La spy story attorno a Di Pietro? Cl già ne parlava nel ’92

Scritto da: il 03.02.10
Articolo scritto da . Carlo Lo Re, giornalista e saggista, è un esperto di politica estera e terrorismo internazionale. Rientrato da qualche anno in Sicilia dopo un quasi ventennale “tour” d'Italia e d'Europa, vive a Catania, dove si occupa di economia e comunicazione.

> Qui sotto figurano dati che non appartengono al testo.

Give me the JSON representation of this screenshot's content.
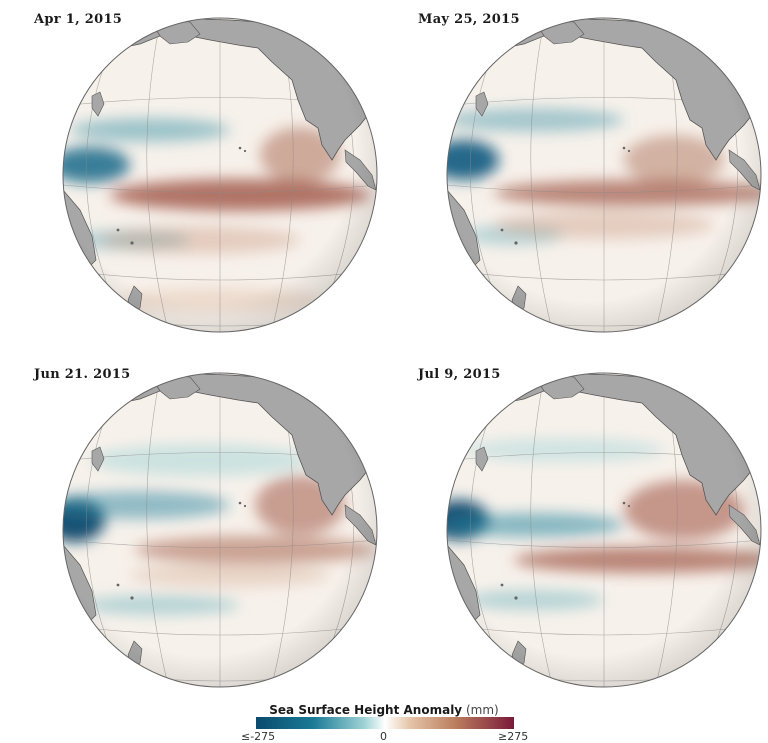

Ormai è una vera e propria spy story quella che ruota attorno ad Antonio Di Pietro. La sua foto seduto a tavola accanto a Bruno Contrada (appena 9 giorni prima del clamoroso arresto per mafia di quest’ultimo) di fatto potrebbe anche non voler dire proprio nulla, ma le ipotesi in merito ormai si rincorrono. Segnalo due interessanti ricostruzioni della vicenda, quella di Felice Cavallaro sul Corriere della Sera di ieri e quella odierna a firma Orpheus sul quotidiano on line il legno storto. Sul Corsera di oggi vi è poi una intervista a Di Pietro in cui il leader dell’Idv spiega a Felice Cavallaro la sua posizione.
Sulla vicenda Di Pietro/Cia ricordo una cosa ben precisa. Nel 1992 ero fuoriuscito da un anno scarso da Comunione e Liberazione, il movimento cattolico nel quale avevo militato per circa 7 anni, ma, per credo comprensibili motivi affettivi, ero rimasto assai vicino all’ambiente degli universitari ciellini di Bologna, nel quale avevo tutti i miei amici.
L’esplosione di Tangentopoli fu uno choc per il Movimento, soprattutto al Centro Nord, e le reazioni della galassia ciellina non sempre furono lucidissime. Fra le varie voci che circolavano allora a Cl, una mi sembrava di pura fantapolitica, ma oggi è da rileggere con estrema attenzione, quanto meno perché risulta essere la primissima ipotesi di una ricostruzione che a distanza di quasi 20′anni sta sempre più emergendo con una certa forza mediatica.

L’azione di Antonio Di Pietro e, più in generale, l’intera operazione Mani Pulite, in quei giorni erano lette dentro Cl (anche) come un tentativo da parte americana di riassestare gli equilibri politici italiani e renderli più consoni alle esigenze geopolitiche Usa post ’89. Il ragionamento era questo: per quasi 50′anni la Democrazia Cristiana e la Chiesa cattolica sono state per Washington un alleato prezioso. Ora, nel mondo nuovo successivo al crollo del socialismo reale, non è più così e quindi corrono velocemente ai ripari, supportando l’azione di un magistrato d’assalto come Di Pietro che faccia tabula rasa dell’esistente e favorisca la nascita di soggetti politici alternativi.

Ripeto come all’epoca una simile ricostruzione mi sembrasse null’altro che un’insieme di concetti tagliati con l’ascia. Oggi, alla luce di quanto sta emergendo, è da rileggere con molta più attenzione. Nel suo ultracinquantennale percorso, Comunione e Liberazione ha dimostrato di avere una eccezionale capacità di analisi. Ha visto lungo (e ben prima di altri) su tante cose, piccole e grandi, che riguardavano l’Italia, che riguardavano la Storia con la “S” alta. Che sia stato lo stesso anche con Tangentopoli?